See?!? Pudge did throw out the first pitch from behind home plate!
Today, we jump back into the middle of our chapter-by-chapter review of Leroy Garrett’s “What Must the Church of Christ Do to Be Saved?” I appreciate so much the encouragement you’re giving me via phone, email, text, and quick hits in the church foyer. I really do appreciate it. Again, the ideas and ideals presented in this book are important. The conversations they provoke are critical and must be had if we are to remain a viable voice in the greater Christian community.
Garrett’s seventh suggestion takes us back to the beliefs and practices of one of our early Church of Christ pioneers:
Resurrect the spirit of J. W. McGarvey.
McGarvey (1829-1911) studied at the feet of Alexander Campbell at Bethany College and became one of the best known and most highly regarded preachers in the Stone-Campbell movement. Throughout Kentucky and Tennessee, and beyond, McGarvey’s scholarly credentials were unmatched and unquestioned. He wrote a popular and highly influential commentary on Acts that still impacts a lot of our heritage today. And he vigorously, adamantly, unflinchingly opposed instrumental music in worship.
He fought against organs in our churches for decades. He fought hard. He was the first to argue that instruments in the church was a sin. McGarvey is the one credited with forming our arguments against instruments, including the “argument from silence” (which I once used passionately, even though I knew it didn’t make sense). Yet, while he argued and debated against the instruments in corporate worship, he absolutely refused to divide over the issue. That mindset — we can disagree without dividing; disagreeing is fine, dividing is a sin — is what Garrett says must be resurrected among our people.
[McGarvey] lived in the eye of the storm of the controversy that led to the separation of Churches of Christ, formerly recognized in 1906. It is noteworthy that in spite of his opposition to the organ, he refused to make it a test of fellowship, and when the Churches of Christ finally separated over the organ question, he refused to go along. He believed that the Movement did not have to divide over such differences, that there could be “organ” churches and “non-organ” churches and still maintain fellowship.
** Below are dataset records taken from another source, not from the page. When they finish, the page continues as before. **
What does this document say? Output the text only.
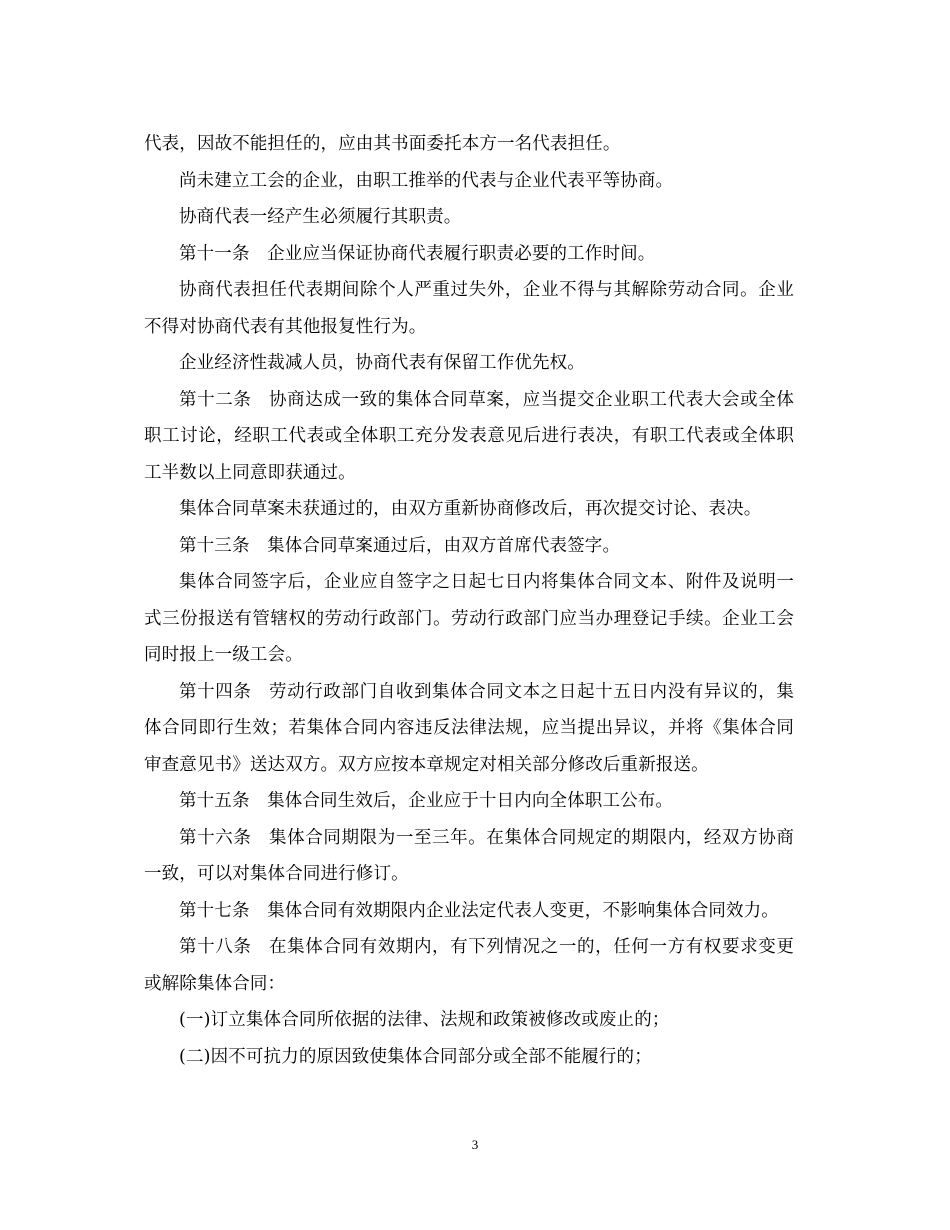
代表，因故不能担任的，应由其书面委托本方一名代表担任。

尚未建立工会的企业，由职工推举的代表与企业代表平等协商。

协商代表一经产生必须履行其职责。

第十一条 企业应当保证协商代表履行职责必要的工作时间。

协商代表担任代表期间除个人严重过失外，企业不得与其解除劳动合同。企业不得对协商代表有其他报复性行为。

企业经济性裁减人员，协商代表有保留工作优先权。

第十二条 协商达成一致的集体合同草案，应当提交企业职工代表大会或全体职工讨论，经职工代表或全体职工充分发表意见后进行表决，有职工代表或全体职工半数以上同意即获通过。

集体合同草案未获通过的，由双方重新协商修改后，再次提交讨论、表决。

第十三条 集体合同草案通过后，由双方首席代表签字。

集体合同签字后，企业应自签字之日起七日内将集体合同文本、附件及说明一式三份报送有管辖权的劳动行政部门。劳动行政部门应当办理登记手续。企业工会同时报上一级工会。

第十四条 劳动行政部门自收到集体合同文本之日起十五日内没有异议的，集体合同即行生效；若集体合同内容违反法律法规，应当提出异议，并将《集体合同审查意见书》送达双方。双方应按本章规定对相关部分修改后重新报送。

第十五条 集体合同生效后，企业应于十日内向全体职工公布。

第十六条 集体合同期限为一至三年。在集体合同规定的期限内，经双方协商一致，可以对集体合同进行修订。

第十七条 集体合同有效期限内企业法定代表人变更，不影响集体合同效力。

第十八条 在集体合同有效期内，有下列情况之一的，任何一方有权要求变更或解除集体合同：

(一)订立集体合同所依据的法律、法规和政策被修改或废止的；

(二)因不可抗力的原因致使集体合同部分或全部不能履行的；

3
Even though he left his old home church when it brought in the organ, he did not break fellowship with that church. He still visited and occasionally preach for them, and that is where his funeral was conducted. In short, McGarvey was not a sectarian or an exclusivist. If the Churches of Christ are to be saved, they must resurrect the spirit of McGarvey. Like him, they can be strong in their convictions, including being non-instrumental, without consigning to hell all those who believe and practice differently. Like McGarvey, the Churches of Christ must not make a cappella singing a test of fellowship. Again, like McGarvey, we can even say that for us instrumental music would be a sin in that it would violate our conscience to use it in worship, but we must not make it a sin for others. We must allow for honest differences on such issues.
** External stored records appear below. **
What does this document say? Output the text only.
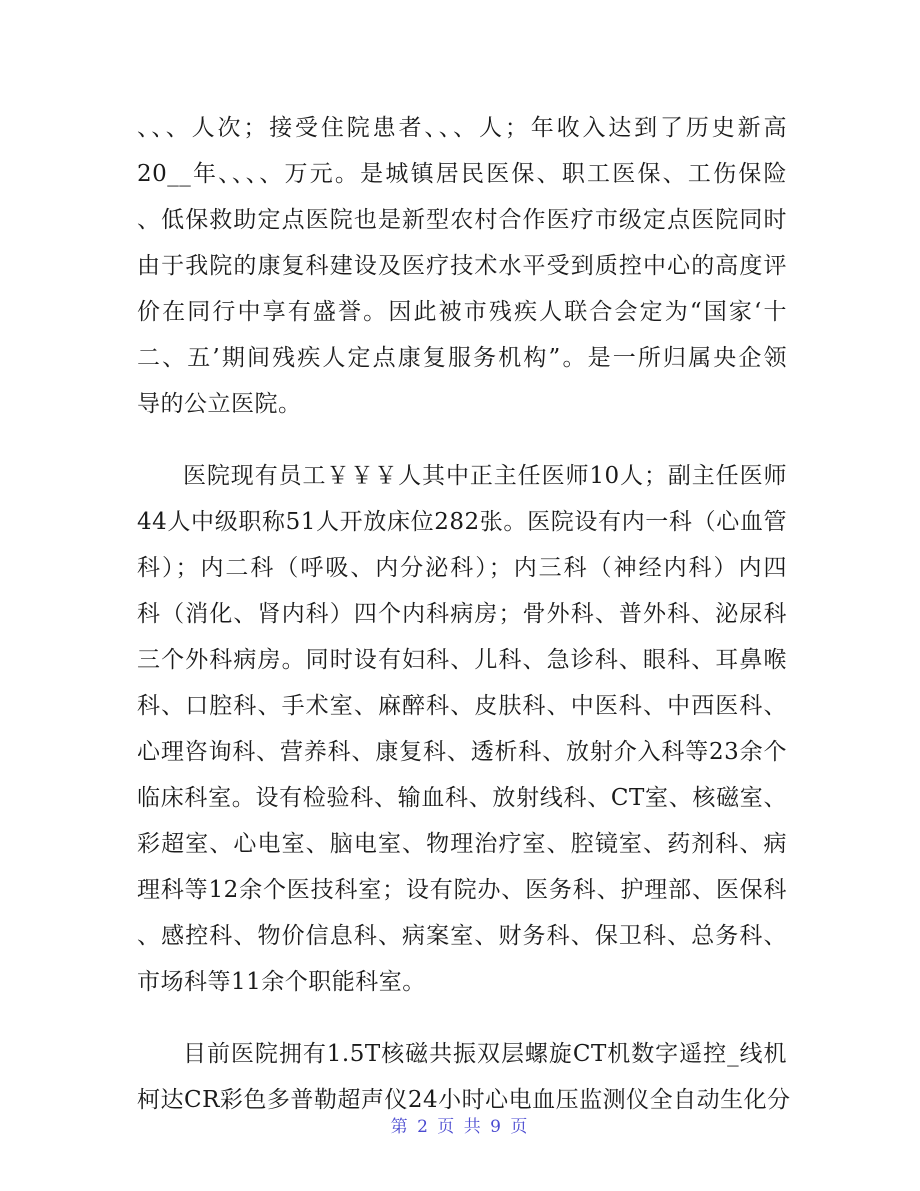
、、、人次；接受住院患者、、、人；年收入达到了历史新高
20__年、、、、万元。是城镇居民医保、职工医保、工伤保险
、低保救助定点医院也是新型农村合作医疗市级定点医院同时
由于我院的康复科建设及医疗技术水平受到质控中心的高度评
价在同行中享有盛誉。因此被市残疾人联合会定为“国家‘十
二、五’期间残疾人定点康复服务机构”。是一所归属央企领
导的公立医院。
医院现有员工￥￥￥人其中正主任医师10人；副主任医师
44人中级职称51人开放床位282张。医院设有内一科（心血管
科）；内二科（呼吸、内分泌科）；内三科（神经内科）内四
科（消化、肾内科）四个内科病房；骨外科、普外科、泌尿科
三个外科病房。同时设有妇科、儿科、急诊科、眼科、耳鼻喉
科、口腔科、手术室、麻醉科、皮肤科、中医科、中西医科、
心理咨询科、营养科、康复科、透析科、放射介入科等23余个
临床科室。设有检验科、输血科、放射线科、CT室、核磁室、
彩超室、心电室、脑电室、物理治疗室、腔镜室、药剂科、病
理科等12余个医技科室；设有院办、医务科、护理部、医保科
、感控科、物价信息科、病案室、财务科、保卫科、总务科、
市场科等11余个职能科室。
目前医院拥有1.5T核磁共振双层螺旋CT机数字遥控_线机
柯达CR彩色多普勒超声仪24小时心电血压监测仪全自动生化分
第 2 页 共 9 页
Garrett also points out in this chapter that David Lipscomb couldn’t understand that McGarvey was opposed to instruments in worship but also supported missionary societies. He didn’t see how McGarvey could be opposed to multiple cups for communion and, at the same time, teach and preach in favor of cooperative efforts among different denominations.
McGarvey couldn’t be labeled. He couldn’t be pegged. That’s the beauty of his outlook, his theology, his practices. He sounds so “Church of Christ,” but he was actually of the “Disciples of Christ” stream. How he believed and behaved, how he lived his faith, didn’t make sense to those who were looking to accuse and judge. And we should be the same way.
We ought to be able to study and reflect on the Scriptures and church history and our own faith and reach our own conclusions, as individuals and as congregations, without binding them on anybody else. When we believe and practice based on our own understandings of truth and grace (both!), we will inevitably reach conclusions that don’t fit comfortably on anybody’s A-B Line of reasoning. You can at once be for trashing all the computers and PowerPoints and yanking the screens down from the worship center in order to use song books and, at the same time, push for women to be involved in the serving of communion. You can wear a suit and tie and refer to your church family as “brethren” and, at the same time, sing on the praise team and read from The Message. You can sing When I Survey the Wondrous Cross with the band and still schedule Sunday night church and insist on an invitation at the end of every sermon. It won’t make sense to those who want to label and divide. But it’s what’s best for all of us. It’s a proactive way of doing things, not reactive. It’s not a compromised position, it’s the responsible position. Disagree without dividing.
It disturbed Lipscomb that McGarvey would fellowship “brothers in error,” a bromide we have hung on ourselves all these years. McGarvey realized that those were the only ones he had to fellowship, for we are all in error about some things. That is precisely the point of Christian fellowship — that we accept each other as Christ has accepted us (Romans 15:7), and that includes all hang-ups, warts, and errors of all sorts. As Christ accepted us! Were we all free of error and right about everything when Christ in his love and mercy accepted us? How compelling!
[McGarvey] preached for “organ” churches during most of his long ministry, and he insisted that they not defer to his scruples during his visit. This he did because he understood what the fellowship of the Spirit is about. It transcends differences over secondary matters.